Is this equivalent to stating that $\langle x, y\rangle=\langle T(x), T(y)\rangle$ for all $x,y\in\mathbb{R}^2$, where $\langle\cdot,\cdot\rangle$ denotes the usual inner product?
YES it is equivalent.
If $\langle x,y\rangle=\langle Tx,Ty\rangle$, for $x=y$: $$\|x\|^2=\langle x,x\rangle=\langle Tx,Tx\rangle=\|Tx\|^2,$$ and hence $\|x\|=\|Tx\|,$ for all $x$.

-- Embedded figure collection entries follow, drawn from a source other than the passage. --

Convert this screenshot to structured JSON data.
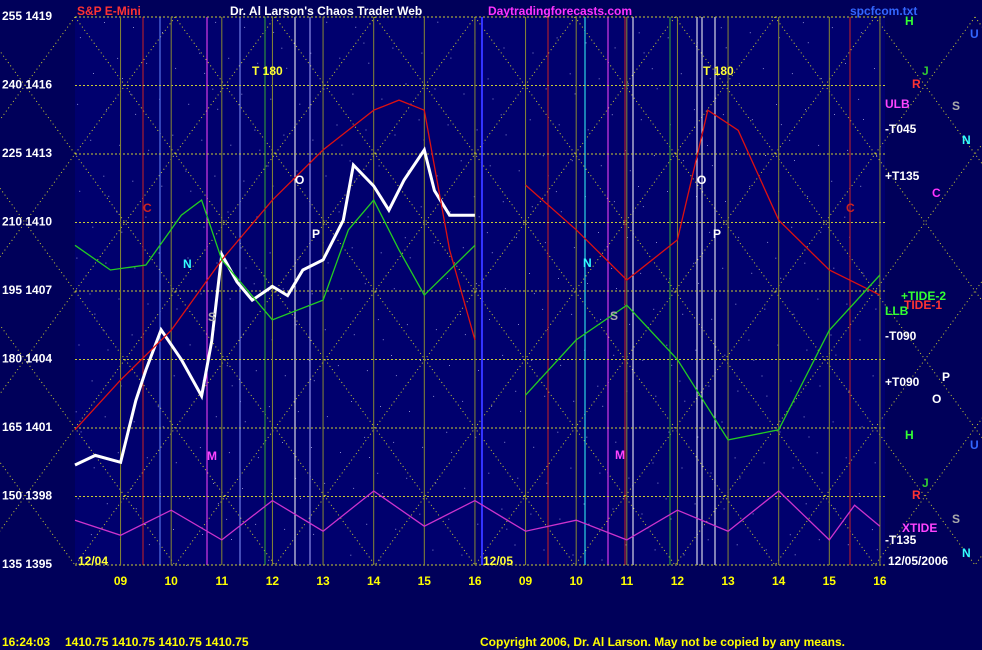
{
  "chart_data": {
    "type": "line",
    "title": "Dr. Al Larson's Chaos Trader Web",
    "instrument": "S&P E-Mini",
    "website": "Daytradingforecasts.com",
    "file": "spcfcom.txt",
    "xlim": [
      8.1,
      24.1
    ],
    "ylim": [
      135,
      255
    ],
    "yticks": [
      {
        "value": 135,
        "label": "135 1395"
      },
      {
        "value": 150,
        "label": "150 1398"
      },
      {
        "value": 165,
        "label": "165 1401"
      },
      {
        "value": 180,
        "label": "180 1404"
      },
      {
        "value": 195,
        "label": "195 1407"
      },
      {
        "value": 210,
        "label": "210 1410"
      },
      {
        "value": 225,
        "label": "225 1413"
      },
      {
        "value": 240,
        "label": "240 1416"
      },
      {
        "value": 255,
        "label": "255 1419"
      }
    ],
    "xticks": [
      {
        "value": 9,
        "label": "09"
      },
      10,
      11,
      12,
      13,
      14,
      15,
      16,
      {
        "value": 17,
        "label": "09"
      },
      {
        "value": 18,
        "label": "10"
      },
      {
        "value": 19,
        "label": "11"
      },
      {
        "value": 20,
        "label": "12"
      },
      {
        "value": 21,
        "label": "13"
      },
      {
        "value": 22,
        "label": "14"
      },
      {
        "value": 23,
        "label": "15"
      },
      {
        "value": 24,
        "label": "16"
      }
    ],
    "grid": true,
    "series": [
      {
        "color": "#ffffff",
        "x": [
          8.1,
          8.5,
          9.0,
          9.3,
          9.5,
          9.8,
          10.2,
          10.6,
          10.8,
          11.0,
          11.3,
          11.6,
          12.0,
          12.3,
          12.6,
          13.0,
          13.4,
          13.6,
          14.0,
          14.3,
          14.6,
          15.0,
          15.2,
          15.5,
          16.0
        ],
        "values": [
          156.9,
          159,
          157.5,
          171,
          177.7,
          186.5,
          180,
          172,
          184,
          203,
          197,
          193,
          196,
          194,
          199.6,
          201.8,
          210.5,
          222.6,
          218,
          212.7,
          219.3,
          225.9,
          217,
          211.6,
          211.6
        ]
      },
      {
        "color": "#dd1111",
        "x": [
          8.1,
          9.0,
          10.0,
          11.0,
          12.0,
          13.0,
          14.0,
          14.5,
          15.0,
          15.5,
          16.0,
          16.1,
          17,
          18,
          19,
          20,
          20.6,
          21.2,
          22,
          23,
          24
        ],
        "values": [
          164.6,
          175.5,
          186.4,
          201.8,
          214.9,
          225.9,
          234.6,
          236.8,
          234.6,
          204,
          184.3,
          null,
          218.2,
          208.4,
          197.4,
          206.2,
          234.6,
          230.2,
          210.5,
          199.6,
          194.1
        ]
      },
      {
        "color": "#22cc22",
        "x": [
          8.1,
          8.8,
          9.5,
          10.2,
          10.6,
          11.0,
          12.0,
          13.0,
          13.5,
          14.0,
          14.5,
          15.0,
          16.0,
          16.1,
          17,
          18,
          19,
          20,
          21,
          22,
          23,
          24
        ],
        "values": [
          205,
          199.6,
          200.7,
          211.6,
          214.9,
          201.8,
          188.7,
          193,
          208.4,
          214.9,
          204,
          194.1,
          205,
          null,
          172.2,
          184.3,
          191.9,
          180,
          162.4,
          164.6,
          186.4,
          198.5
        ]
      },
      {
        "color": "#cc33cc",
        "x": [
          8.1,
          9,
          10,
          11,
          12,
          13,
          14,
          15,
          16,
          17,
          18,
          19,
          20,
          21,
          22,
          23,
          23.5,
          24
        ],
        "values": [
          144.8,
          141.5,
          147,
          140.5,
          149.1,
          142.4,
          151.2,
          143.5,
          149.1,
          142.4,
          144.8,
          140.5,
          147,
          142.4,
          151.2,
          140.5,
          148.1,
          143.5
        ]
      }
    ],
    "annotations": [
      "T 180",
      "T 180",
      "O",
      "O",
      "P",
      "P",
      "N",
      "N",
      "S",
      "S",
      "M",
      "M",
      "C",
      "C",
      "+TIDE-2",
      "TIDE-1",
      "XTIDE",
      "LLB",
      "ULB",
      "-T045",
      "+T135",
      "-T090",
      "+T090",
      "-T135",
      "12/04",
      "12/05",
      "12/05/2006",
      "H",
      "U",
      "J",
      "R",
      "S",
      "N",
      "C",
      "P",
      "O",
      "H",
      "U",
      "J",
      "R",
      "S",
      "N"
    ],
    "footer": {
      "time": "16:24:03",
      "prices": "1410.75 1410.75 1410.75 1410.75",
      "copyright": "Copyright 2006, Dr. Al Larson. May not be copied by any means."
    }
  }
}
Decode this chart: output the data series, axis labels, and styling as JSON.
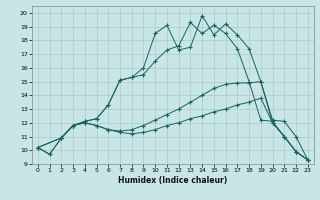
{
  "xlabel": "Humidex (Indice chaleur)",
  "background_color": "#c8e6e6",
  "grid_color": "#aacccc",
  "line_color": "#1a6060",
  "xlim": [
    -0.5,
    23.5
  ],
  "ylim": [
    9.0,
    20.5
  ],
  "yticks": [
    9,
    10,
    11,
    12,
    13,
    14,
    15,
    16,
    17,
    18,
    19,
    20
  ],
  "xticks": [
    0,
    1,
    2,
    3,
    4,
    5,
    6,
    7,
    8,
    9,
    10,
    11,
    12,
    13,
    14,
    15,
    16,
    17,
    18,
    19,
    20,
    21,
    22,
    23
  ],
  "line1_x": [
    0,
    1,
    2,
    3,
    4,
    5,
    6,
    7,
    8,
    9,
    10,
    11,
    12,
    13,
    14,
    15,
    16,
    17,
    18,
    19,
    20,
    21,
    22,
    23
  ],
  "line1_y": [
    10.2,
    9.7,
    10.9,
    11.8,
    12.0,
    11.8,
    11.5,
    11.3,
    11.2,
    11.3,
    11.5,
    11.8,
    12.0,
    12.3,
    12.5,
    12.8,
    13.0,
    13.3,
    13.5,
    13.8,
    12.0,
    11.0,
    9.9,
    9.3
  ],
  "line2_x": [
    0,
    1,
    2,
    3,
    4,
    5,
    6,
    7,
    8,
    9,
    10,
    11,
    12,
    13,
    14,
    15,
    16,
    17,
    18,
    19,
    20,
    21,
    22,
    23
  ],
  "line2_y": [
    10.2,
    9.7,
    10.9,
    11.8,
    12.0,
    11.8,
    11.5,
    11.4,
    11.5,
    11.8,
    12.2,
    12.6,
    13.0,
    13.5,
    14.0,
    14.5,
    14.8,
    14.9,
    14.9,
    15.0,
    12.0,
    11.0,
    9.9,
    9.3
  ],
  "line3_x": [
    0,
    2,
    3,
    4,
    5,
    6,
    7,
    8,
    9,
    10,
    11,
    12,
    13,
    14,
    15,
    16,
    17,
    18,
    19,
    20,
    21,
    22,
    23
  ],
  "line3_y": [
    10.2,
    10.9,
    11.8,
    12.1,
    12.3,
    13.3,
    15.1,
    15.3,
    16.0,
    18.5,
    19.1,
    17.3,
    17.5,
    19.8,
    18.4,
    19.2,
    18.4,
    17.4,
    15.0,
    12.2,
    12.1,
    11.0,
    9.3
  ],
  "line4_x": [
    0,
    2,
    3,
    4,
    5,
    6,
    7,
    8,
    9,
    10,
    11,
    12,
    13,
    14,
    15,
    16,
    17,
    18,
    19,
    20,
    21,
    22,
    23
  ],
  "line4_y": [
    10.2,
    10.9,
    11.8,
    12.1,
    12.3,
    13.3,
    15.1,
    15.3,
    15.5,
    16.5,
    17.3,
    17.6,
    19.3,
    18.5,
    19.1,
    18.5,
    17.4,
    15.0,
    12.2,
    12.1,
    11.0,
    9.9,
    9.3
  ]
}
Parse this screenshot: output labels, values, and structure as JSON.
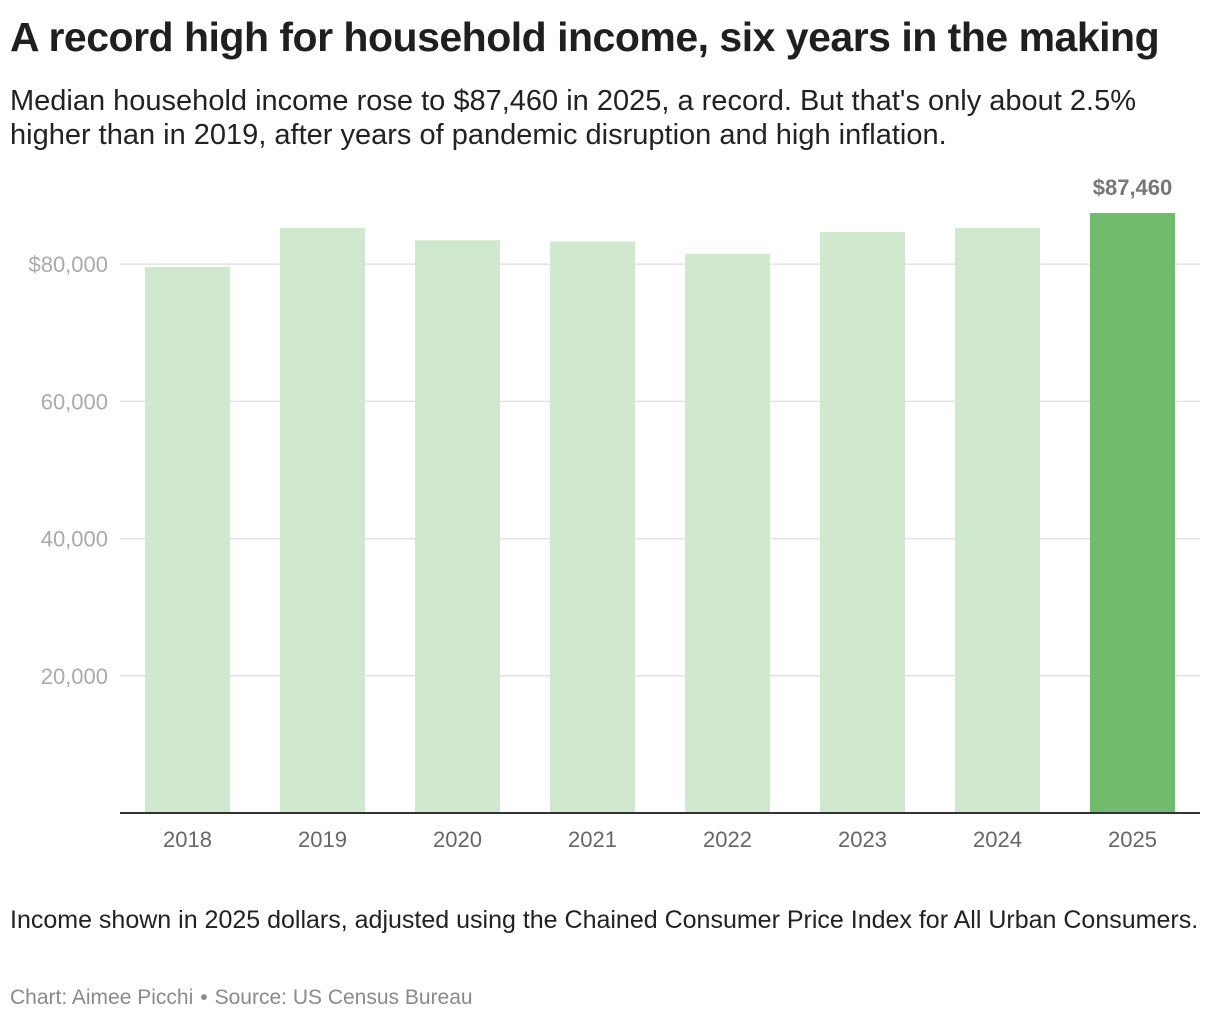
{
  "title": "A record high for household income, six years in the making",
  "subtitle": "Median household income rose to $87,460 in 2025, a record. But that's only about 2.5% higher than in 2019, after years of pandemic disruption and high inflation.",
  "note": "Income shown in 2025 dollars, adjusted using the Chained Consumer Price Index for All Urban Consumers.",
  "credit": {
    "chart_by": "Chart: Aimee Picchi",
    "separator": "•",
    "source": "Source: US Census Bureau"
  },
  "colors": {
    "bar": "#cfe8ce",
    "highlight": "#70bb6e",
    "grid": "#e3e3e3",
    "axis": "#333333",
    "tick_text": "#aaaaaa",
    "xtick_text": "#666666",
    "label_text": "#777777"
  },
  "chart_data": {
    "type": "bar",
    "categories": [
      "2018",
      "2019",
      "2020",
      "2021",
      "2022",
      "2023",
      "2024",
      "2025"
    ],
    "values": [
      79600,
      85300,
      83500,
      83300,
      81500,
      84700,
      85300,
      87460
    ],
    "highlight_index": 7,
    "data_labels": [
      {
        "index": 7,
        "text": "$87,460"
      }
    ],
    "ylim": [
      0,
      87460
    ],
    "yticks": [
      {
        "value": 20000,
        "label": "20,000"
      },
      {
        "value": 40000,
        "label": "40,000"
      },
      {
        "value": 60000,
        "label": "60,000"
      },
      {
        "value": 80000,
        "label": "$80,000"
      }
    ],
    "xlabel": "",
    "ylabel": "",
    "grid": true,
    "legend": "none"
  }
}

If $\|x\|=\|Tx\|,$ then $\|x\|^2=\|Tx\|^2,$ for all $x$. Replace $x$ by $x+y$ and obtain: $$ \langle x,x\rangle+2\langle x,y\rangle+\langle y,y\rangle=\langle x+y,x+y\rangle=\|x+y\|^2=\|Tx+Ty\|^2=\langle Tx,Tx\rangle+2\langle Tx,Ty\rangle+\langle Ty,Ty\rangle, $$ and since $\langle x,x\rangle=\langle Tx,Tx\rangle$ and $\langle y,y\rangle=\langle Ty,Ty\rangle$, then $$ \langle x,y\rangle=\langle Tx,Ty\rangle, $$ for all $x,y$.